Captain Seymour DickLogic

19118 ~

TV

Moo! Moo like you mean it!

"Captain!" The helmsman squealed effeminately. Not everyone could be so manly that their cojones were rumoured to be made from pure manlitonium. Although they still tried. "Captain, there's a Hive Collective space cow almost dead ahead!"

This called for manliness! With or without the optional girl guide sitting on his lap. Captain Seymour Dicklogic furrowed his brow and clenched his fists of clenching. He needed a fleet to survey manfully too, but Doctor Firm Posterior was nowhere to be seen.

"Helm! Maximal Thrusting, do not let that ship get ahead of us under any circumstances what so ever!" The girl guide barked. "The Last thing HMS Upskirt needs is the back end of a space cow."

"Sir?"

Captain Seymour Dicklogic was never one to be diverted from the cause, unless that cause was the very lovely Girl Guide sitting on his lap. He grunted manfully. "What she said."

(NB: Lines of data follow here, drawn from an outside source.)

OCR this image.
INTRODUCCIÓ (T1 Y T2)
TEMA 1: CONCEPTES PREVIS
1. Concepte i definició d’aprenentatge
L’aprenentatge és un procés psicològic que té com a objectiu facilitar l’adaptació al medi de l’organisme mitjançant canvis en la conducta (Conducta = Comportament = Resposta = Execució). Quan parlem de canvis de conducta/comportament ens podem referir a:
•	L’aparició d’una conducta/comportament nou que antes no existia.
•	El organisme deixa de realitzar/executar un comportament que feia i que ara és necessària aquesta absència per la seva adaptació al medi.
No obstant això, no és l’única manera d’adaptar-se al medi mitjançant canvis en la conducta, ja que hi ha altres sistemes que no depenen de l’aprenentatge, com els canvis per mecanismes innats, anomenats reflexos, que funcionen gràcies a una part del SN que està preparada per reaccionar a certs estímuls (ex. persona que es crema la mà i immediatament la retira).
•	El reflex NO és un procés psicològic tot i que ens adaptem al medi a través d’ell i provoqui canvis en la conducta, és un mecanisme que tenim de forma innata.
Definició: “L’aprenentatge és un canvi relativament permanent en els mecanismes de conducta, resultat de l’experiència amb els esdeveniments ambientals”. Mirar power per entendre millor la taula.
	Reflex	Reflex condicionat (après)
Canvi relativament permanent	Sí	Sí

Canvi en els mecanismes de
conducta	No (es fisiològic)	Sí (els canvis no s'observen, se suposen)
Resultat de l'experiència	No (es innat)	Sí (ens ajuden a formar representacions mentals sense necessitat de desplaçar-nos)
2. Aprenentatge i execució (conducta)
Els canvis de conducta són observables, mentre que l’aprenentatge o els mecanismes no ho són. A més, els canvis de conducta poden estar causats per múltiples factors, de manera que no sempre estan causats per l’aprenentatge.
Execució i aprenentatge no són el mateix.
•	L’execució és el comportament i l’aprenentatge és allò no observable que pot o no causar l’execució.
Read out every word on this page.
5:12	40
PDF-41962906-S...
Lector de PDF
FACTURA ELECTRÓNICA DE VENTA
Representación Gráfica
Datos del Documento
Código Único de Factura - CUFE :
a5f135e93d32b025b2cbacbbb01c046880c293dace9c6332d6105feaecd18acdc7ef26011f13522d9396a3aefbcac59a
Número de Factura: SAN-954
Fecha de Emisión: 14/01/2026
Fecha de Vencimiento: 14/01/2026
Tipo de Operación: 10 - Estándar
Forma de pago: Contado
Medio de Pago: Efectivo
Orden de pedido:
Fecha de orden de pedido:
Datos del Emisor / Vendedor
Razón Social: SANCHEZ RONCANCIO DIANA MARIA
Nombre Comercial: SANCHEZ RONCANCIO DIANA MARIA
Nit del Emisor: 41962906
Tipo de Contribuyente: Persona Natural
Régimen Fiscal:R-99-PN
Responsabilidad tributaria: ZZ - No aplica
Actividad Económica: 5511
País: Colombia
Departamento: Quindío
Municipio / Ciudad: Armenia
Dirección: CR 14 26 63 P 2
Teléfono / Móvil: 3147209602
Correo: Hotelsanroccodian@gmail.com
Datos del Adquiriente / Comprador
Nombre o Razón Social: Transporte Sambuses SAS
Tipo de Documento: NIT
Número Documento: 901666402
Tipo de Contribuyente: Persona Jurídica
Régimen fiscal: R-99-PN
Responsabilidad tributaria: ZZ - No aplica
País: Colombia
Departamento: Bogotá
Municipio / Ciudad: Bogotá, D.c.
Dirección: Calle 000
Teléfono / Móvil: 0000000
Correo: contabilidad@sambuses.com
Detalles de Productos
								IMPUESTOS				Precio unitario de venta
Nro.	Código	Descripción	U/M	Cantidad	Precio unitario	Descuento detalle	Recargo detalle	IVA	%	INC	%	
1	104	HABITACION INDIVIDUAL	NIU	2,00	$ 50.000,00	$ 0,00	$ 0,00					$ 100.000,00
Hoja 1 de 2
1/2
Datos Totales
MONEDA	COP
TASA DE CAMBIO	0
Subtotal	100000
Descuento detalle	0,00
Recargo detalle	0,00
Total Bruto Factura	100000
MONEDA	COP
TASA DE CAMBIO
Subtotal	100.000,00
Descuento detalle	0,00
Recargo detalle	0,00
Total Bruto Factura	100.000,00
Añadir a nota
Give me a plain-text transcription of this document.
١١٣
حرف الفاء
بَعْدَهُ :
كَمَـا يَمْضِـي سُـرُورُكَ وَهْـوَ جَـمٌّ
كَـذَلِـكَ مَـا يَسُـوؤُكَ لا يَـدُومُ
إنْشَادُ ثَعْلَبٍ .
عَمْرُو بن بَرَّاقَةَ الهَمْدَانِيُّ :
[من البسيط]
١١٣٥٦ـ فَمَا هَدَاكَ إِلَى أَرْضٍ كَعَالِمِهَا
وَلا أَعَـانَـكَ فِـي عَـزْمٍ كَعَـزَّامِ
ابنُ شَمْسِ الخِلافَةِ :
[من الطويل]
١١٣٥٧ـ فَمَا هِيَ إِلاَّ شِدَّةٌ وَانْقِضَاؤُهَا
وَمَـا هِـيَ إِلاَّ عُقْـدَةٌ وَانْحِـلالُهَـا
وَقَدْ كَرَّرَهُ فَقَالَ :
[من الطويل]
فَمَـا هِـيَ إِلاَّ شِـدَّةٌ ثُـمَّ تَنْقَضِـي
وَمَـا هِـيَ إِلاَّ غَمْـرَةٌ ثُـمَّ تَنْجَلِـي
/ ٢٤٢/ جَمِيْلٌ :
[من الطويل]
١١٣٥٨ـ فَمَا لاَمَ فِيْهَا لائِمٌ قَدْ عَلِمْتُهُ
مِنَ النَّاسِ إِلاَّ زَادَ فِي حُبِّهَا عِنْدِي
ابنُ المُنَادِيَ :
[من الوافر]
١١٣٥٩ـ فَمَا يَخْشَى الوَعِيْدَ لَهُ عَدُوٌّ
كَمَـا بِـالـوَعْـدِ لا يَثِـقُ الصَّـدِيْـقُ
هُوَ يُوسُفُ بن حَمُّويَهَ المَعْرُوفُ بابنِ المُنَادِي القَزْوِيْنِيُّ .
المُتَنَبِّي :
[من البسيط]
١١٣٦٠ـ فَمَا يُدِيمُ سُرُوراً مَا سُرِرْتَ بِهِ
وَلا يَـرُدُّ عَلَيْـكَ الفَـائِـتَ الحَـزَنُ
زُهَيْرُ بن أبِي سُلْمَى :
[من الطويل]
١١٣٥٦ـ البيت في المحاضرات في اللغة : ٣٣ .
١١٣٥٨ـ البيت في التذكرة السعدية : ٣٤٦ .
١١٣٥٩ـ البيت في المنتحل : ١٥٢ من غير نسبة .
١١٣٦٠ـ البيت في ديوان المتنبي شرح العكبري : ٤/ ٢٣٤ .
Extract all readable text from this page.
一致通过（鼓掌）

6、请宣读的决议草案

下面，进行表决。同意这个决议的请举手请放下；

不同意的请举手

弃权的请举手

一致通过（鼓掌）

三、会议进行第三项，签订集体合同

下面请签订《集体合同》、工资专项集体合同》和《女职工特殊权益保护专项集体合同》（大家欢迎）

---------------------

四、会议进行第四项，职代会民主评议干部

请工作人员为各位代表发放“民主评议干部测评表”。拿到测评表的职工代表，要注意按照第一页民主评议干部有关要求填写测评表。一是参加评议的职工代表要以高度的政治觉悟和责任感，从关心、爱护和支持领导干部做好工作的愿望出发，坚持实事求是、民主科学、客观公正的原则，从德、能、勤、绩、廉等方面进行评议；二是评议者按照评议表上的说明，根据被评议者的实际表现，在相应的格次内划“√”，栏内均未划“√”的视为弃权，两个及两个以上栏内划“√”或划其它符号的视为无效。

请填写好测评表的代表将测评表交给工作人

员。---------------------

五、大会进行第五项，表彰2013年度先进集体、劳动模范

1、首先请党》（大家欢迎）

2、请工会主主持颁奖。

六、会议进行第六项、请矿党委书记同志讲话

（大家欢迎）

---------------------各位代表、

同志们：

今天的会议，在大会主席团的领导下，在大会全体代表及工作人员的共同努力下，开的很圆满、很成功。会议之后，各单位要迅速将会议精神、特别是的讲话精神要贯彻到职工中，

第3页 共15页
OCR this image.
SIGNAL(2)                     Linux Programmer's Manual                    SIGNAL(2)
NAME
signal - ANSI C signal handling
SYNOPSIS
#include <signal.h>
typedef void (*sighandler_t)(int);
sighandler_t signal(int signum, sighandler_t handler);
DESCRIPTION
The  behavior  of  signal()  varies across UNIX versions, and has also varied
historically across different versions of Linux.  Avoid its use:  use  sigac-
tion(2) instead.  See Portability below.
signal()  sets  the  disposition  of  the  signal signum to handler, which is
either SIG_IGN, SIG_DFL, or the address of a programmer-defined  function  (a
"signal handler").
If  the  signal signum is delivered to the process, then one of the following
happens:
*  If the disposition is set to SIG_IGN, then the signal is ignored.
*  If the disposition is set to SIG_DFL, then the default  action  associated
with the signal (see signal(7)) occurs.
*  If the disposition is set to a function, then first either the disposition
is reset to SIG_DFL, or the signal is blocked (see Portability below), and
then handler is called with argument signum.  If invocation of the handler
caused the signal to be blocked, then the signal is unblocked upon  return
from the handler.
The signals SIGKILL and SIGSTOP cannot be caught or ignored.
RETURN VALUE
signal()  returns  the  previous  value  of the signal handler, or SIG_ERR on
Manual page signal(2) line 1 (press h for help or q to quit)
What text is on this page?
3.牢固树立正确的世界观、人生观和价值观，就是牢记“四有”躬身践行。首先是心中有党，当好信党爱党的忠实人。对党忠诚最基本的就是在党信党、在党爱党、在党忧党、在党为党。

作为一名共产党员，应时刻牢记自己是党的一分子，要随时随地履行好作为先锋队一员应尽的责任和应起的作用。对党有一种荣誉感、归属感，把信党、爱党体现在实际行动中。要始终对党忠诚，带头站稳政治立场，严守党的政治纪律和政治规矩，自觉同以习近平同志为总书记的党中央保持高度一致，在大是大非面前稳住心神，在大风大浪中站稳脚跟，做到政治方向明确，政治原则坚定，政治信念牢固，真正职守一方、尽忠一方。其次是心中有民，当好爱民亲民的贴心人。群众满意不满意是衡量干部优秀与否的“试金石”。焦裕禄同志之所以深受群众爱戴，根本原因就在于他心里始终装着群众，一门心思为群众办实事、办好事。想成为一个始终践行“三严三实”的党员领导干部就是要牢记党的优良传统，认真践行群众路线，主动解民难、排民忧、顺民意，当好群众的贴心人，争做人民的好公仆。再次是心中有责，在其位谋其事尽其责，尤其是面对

"Or would you rather be on hull cleaning duty?" The Girl Guide solicited with a delicate hint of restrained menace. "It takes years to get the smell off and the stuff sticks almost as badly as space barnacles."

"Maximal thrusting! Right away ma'am!" The helm operated the levers and got on the horn to the engine room, "Nurse Corblimey! More steam! We have to outrun a space cow!"

"This promises to be exciting," the Girl Guide noted. "What's with the amazing hair?"

AROOGAH! AROOGAH! MAXIMAL THRUSTING IMMINENT! Ensign Lovelyjugs roared like a kitten as her amazing bust waa barely restrained by her redshirt as she fastened herself into the droolproof and excessive manliness proof harness. had a whole bottle of ultra-death combined mint, throat lozenge and brain mines, they rocked!

"I am told it is a holo deck fro." Captain Seymour Dicklogic grunted manfully.

"You have a holo disco on a battleship? Such decadence." The Girl Guide did the seatbelt and wished that the captain wasn't quite so manly at times, it was distracting.

"Scientific research vessel." The Science officer corrected, thick sheets of artificial fur in any colour other than azure were glued over all his sensors, it really helped. "Why would a Hive Collective space cow be out here, this is the middle of nowhere, not far from previous episode."

Communications officer and playbeing Slime Dispenser tried to peer under a thick piece of bright pink death bear fur (artificial of course, real death bear fur was such a horrendous pink that people died just seeing the creatures!) Try as she might, she could detect no azure hue.

Maximal thrusting was fabulous! The Steam room nurses were singing bawdy sea shanties as they stroked the massive boilers that powered the Manspreader drives and everyone held on for dear life.

HMS Upskirt soon cleared the possible threat of being on the wrong end of a space cow.

"Well, it's a good thing I can't get more pregnant," The Girl Guide noted.

Steam came out of several people's ears and the poor man with the holodeck fro's hair exploded.

KERPUFTIE! Lozenge.

He ran from the bridge seconds before a possibly fatal detonation.

"I'm not sure this crew is prepared for such revelations," Maid Centurion pointed out, she examined the dials and levers at the console next to the chaise longue she was seated on.

"Camel, perhaps you could illuminate the Science Officer on quite why space cows are so dangerous." The Girl Guide offered. A manly arm was around her waist and she was lucky she was still coherent.

"Sopwith!" The Maid Centurion complained.

"Yes, yes, get on with it."

"Space Cows were engineered to counter the Manliance's experiment 59. However, our mad scientists weren't as good or as mad as yours and you know as well as I do that putting a cosmolonghorn in the embiggenator is just asking for trouble. Of course, a couple of space cows escaped the farming planet of Cowpattieparadise and oh dear, the scientists didn't neutralize them. I am lead to believe that several starbases have been wiped out by cowstrike, but no hard evidence has been discovered."

"Space goats are worse." Captain Seymour Dicklogic grunted as manfully as was possible with a Girl Guide sitting on his lap. She nearly swooned.

"How so? I was under the impression Space goats were less than half the size of space cows. Escaped or not."

"Space goats eat everything."

"Everything?" The Maid Centurion repeated incredulously.

"We lost a death star once. Not a trace. Just a load of feisty neutrinos." The Girl Guide observed pregnantly.

"We know." Captain Seymour Dicklogic re-arranged his Girl Guide and her bony posterior.

The Science officer and communications plaything were fighting over a plug quietly. They could either have the encaffeinator or the sensors but not both and Slime Dispenser really needed some sensors. She won, sitting on the Science Officer's face to keep him quiet while she plugged the sensors in. "Captain sir! Massive azure hue directly astern!"

"Space cows travel in large hunting packs." The Girl Guide observed. "What a fun episode."

Maid Centurion glared at her charge.